Mots clés: Carence en citrine; hyperammonémie; Inde; psychose organique; Gène SLC25A13
Comment citer cet article:
Bijarnia-Mahay S, Häberle J, Rüfenacht V, Shigematsu Y, Saxena R, Verma IC. Carence en citrine: Une cause traitable de psychose aiguë chez l’adulte. Neurol Inde 2015;63:220-2
Comment citer cette URL:
Bijarnia-Mahay S, Häberle J, Rüfenacht V, Shigematsu Y, Saxena R, Verma IC. Carence en citrine: Une cause traitable de psychose aiguë chez l’adulte. Neurol Inde 2015; 63:220-2. Disponible à partir de: https://www.neurologyindia.com/text.asp?2015/63/2/220/156285
» Présentation |
Le déficit en citrine (CTLN2) est un trouble héréditaire autosomique récessif causé par un défaut de l’antiporter aspartate / glutamate mitochondrial, la citrine, codé par le gène SLC25A13. Il se manifeste par trois phénotypes cliniques: (i) cholestase intra-hépatique néonatale (cholestase intra-hépatique néonatale due à une carence en citrine, NICCD); (ii) forme adulte avec hyperammonémie récurrente et manifestations neuropsychiatriques (citrullinémie de type 2, CTLN2); et (iii) forme infantile avec échec de la croissance et dyslipidémie causée par une carence en citrine (FTTDCD).

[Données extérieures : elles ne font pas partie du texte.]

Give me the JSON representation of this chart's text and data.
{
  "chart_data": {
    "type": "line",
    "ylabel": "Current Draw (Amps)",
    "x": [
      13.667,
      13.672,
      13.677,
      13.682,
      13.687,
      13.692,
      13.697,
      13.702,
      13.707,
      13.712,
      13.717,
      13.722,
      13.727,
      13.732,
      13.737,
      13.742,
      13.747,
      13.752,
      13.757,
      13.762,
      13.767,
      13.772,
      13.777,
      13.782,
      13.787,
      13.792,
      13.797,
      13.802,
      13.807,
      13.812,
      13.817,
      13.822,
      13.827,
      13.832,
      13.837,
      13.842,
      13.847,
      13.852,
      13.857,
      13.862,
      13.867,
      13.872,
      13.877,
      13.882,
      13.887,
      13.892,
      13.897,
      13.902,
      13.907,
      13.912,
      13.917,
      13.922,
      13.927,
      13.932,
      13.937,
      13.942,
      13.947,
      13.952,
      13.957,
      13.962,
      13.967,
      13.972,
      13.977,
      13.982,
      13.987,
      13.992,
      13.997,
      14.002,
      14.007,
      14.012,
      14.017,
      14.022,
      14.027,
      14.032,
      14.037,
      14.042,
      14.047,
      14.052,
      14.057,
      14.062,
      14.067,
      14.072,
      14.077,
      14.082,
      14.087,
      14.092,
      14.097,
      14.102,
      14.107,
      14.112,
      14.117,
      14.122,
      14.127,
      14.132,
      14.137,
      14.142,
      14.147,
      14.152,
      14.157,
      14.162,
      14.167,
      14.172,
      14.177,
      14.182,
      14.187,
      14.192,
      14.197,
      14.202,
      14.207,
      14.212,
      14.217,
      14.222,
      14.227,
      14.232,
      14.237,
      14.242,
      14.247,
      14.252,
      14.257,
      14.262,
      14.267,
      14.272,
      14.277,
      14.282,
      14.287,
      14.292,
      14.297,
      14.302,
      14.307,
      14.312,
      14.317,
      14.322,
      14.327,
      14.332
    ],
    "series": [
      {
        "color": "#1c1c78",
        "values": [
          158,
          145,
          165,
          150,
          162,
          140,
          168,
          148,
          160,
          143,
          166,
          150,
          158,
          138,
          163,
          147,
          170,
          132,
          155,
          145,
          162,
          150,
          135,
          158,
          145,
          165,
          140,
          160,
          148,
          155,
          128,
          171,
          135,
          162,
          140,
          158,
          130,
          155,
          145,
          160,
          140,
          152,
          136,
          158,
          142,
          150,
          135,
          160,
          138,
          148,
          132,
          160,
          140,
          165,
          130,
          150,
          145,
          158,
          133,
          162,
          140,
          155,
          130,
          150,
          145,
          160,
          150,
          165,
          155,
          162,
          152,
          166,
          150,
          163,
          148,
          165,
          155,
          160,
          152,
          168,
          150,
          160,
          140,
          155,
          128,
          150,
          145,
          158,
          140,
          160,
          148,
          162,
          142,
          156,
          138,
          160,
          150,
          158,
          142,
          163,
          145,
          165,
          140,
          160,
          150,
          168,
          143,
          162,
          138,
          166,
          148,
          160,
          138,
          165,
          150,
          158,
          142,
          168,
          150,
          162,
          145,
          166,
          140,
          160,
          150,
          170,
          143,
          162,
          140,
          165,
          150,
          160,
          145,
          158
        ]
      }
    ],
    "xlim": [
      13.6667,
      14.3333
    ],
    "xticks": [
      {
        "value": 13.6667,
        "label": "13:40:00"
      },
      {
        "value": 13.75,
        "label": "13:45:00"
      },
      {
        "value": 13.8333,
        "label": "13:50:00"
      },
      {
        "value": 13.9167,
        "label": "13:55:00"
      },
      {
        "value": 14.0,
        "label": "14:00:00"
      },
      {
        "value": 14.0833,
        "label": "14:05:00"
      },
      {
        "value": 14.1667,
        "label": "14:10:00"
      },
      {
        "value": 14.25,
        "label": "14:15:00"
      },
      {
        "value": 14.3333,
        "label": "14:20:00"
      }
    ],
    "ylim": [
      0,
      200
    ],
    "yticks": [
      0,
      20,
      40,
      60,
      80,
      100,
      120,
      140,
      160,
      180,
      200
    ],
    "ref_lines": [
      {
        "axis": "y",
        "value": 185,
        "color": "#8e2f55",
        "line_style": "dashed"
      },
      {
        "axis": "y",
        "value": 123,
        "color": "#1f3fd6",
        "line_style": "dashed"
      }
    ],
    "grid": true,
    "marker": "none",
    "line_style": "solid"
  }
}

Le transporteur de citrine (l’isoforme 2 du transporteur aspartate-glutamate de type hépatique) joue un rôle dans diverses voies métaboliques, y compris la glycolyse aérobie, la gluconéogenèse, le cycle de l’urée et la synthèse des protéines et des nucléotides. ,, Son rôle principal est de transporter l’aspartate des mitochondries dans le cytosol en échange du glutamate. , Cela conduit à une altération de l’uréagénèse car l’aspartate, étant un substrat de l’argininosuccinate synthétase, fait défaut, entraînant l’accumulation de citrulline ainsi que d’ammoniac.
Une carence en citrine a été décrite pour la première fois chez des patients originaires du Japon, où sa prévalence est très élevée. Les fréquences estimées des homozygotes SLC25A13 rapportées par Lu et al. étaient un sur 17 000 en Chine, un sur 19 000 au Japon et un sur 50 000 en Corée. Cependant, des cas ont également été signalés au Vietnam, en Israël, en République tchèque, aux États-Unis et en Angleterre. Jusqu’à présent, aucun rapport de l’Inde ou d’un patient d’origine indienne n’a été publié. Les patients adultes manifestent souvent des symptômes liés à cette carence après une consommation d’alcool et de sucre, une prise de médicaments et / ou après une intervention chirurgicale. Nous rapportons le cas d’un patient de sexe masculin de 26 ans présentant des épisodes de comportement neuropsychiatrique anormal aigu associé à une hyperammonémie et confirmé par des études de génétique moléculaire.
» Rapport de Cas |
Un patient de sexe masculin de 26 ans s’est présenté aux urgences avec une somnolence aiguë et des épisodes fréquents de comportement bizarre depuis 6 semaines. L’épisode initial a commencé par une léthargie et une somnolence excessives. Au cours de cet épisode, il a montré un comportement bizarre, notamment un délire, un rire et une agressivité inappropriés. Aucun facteur déclenchant, en particulier fièvre, traumatisme, stress ou intoxication, n’a pu être reconnu. Les épisodes de comportement neuropsychiatrique anormal sont devenus récurrents avec un schéma d’épilation et de décroissance. Au cours de l’un des épisodes, des crises tonico-cloniques généralisées se sont produites avec délire et il a été hospitalisé dans son lieu natal au Bengale occidental. Quand il a développé une nouvelle dépression au sensorium, il a été transféré dans un centre de soins tertiaires. L’électroencéphalographie (EEG) à cette époque montrait des décharges généralisées et une activité excessive des ondes delta, mais sa tomodensitométrie cérébrale et ses examens d’imagerie par résonance magnétique étaient normaux, tout comme son électrocardiogramme, sa radiographie thoracique, son échographie abdominale et sa numération globulaire complète de routine, ses tests de la fonction hépatique et rénale, ses électrolytes et son estimation du glucose et des hormones thyroïdiennes. Les porphyrines urinaires étaient négatives. L’étude sur le liquide céphalo-rachidien était négative pour l’infection. L’ammoniac plasmatique effectué après tous les tests ci-dessus était de 298 µmol / L (normal < 35). Il a ensuite été référé à notre centre pour une évaluation et une gestion plus approfondies.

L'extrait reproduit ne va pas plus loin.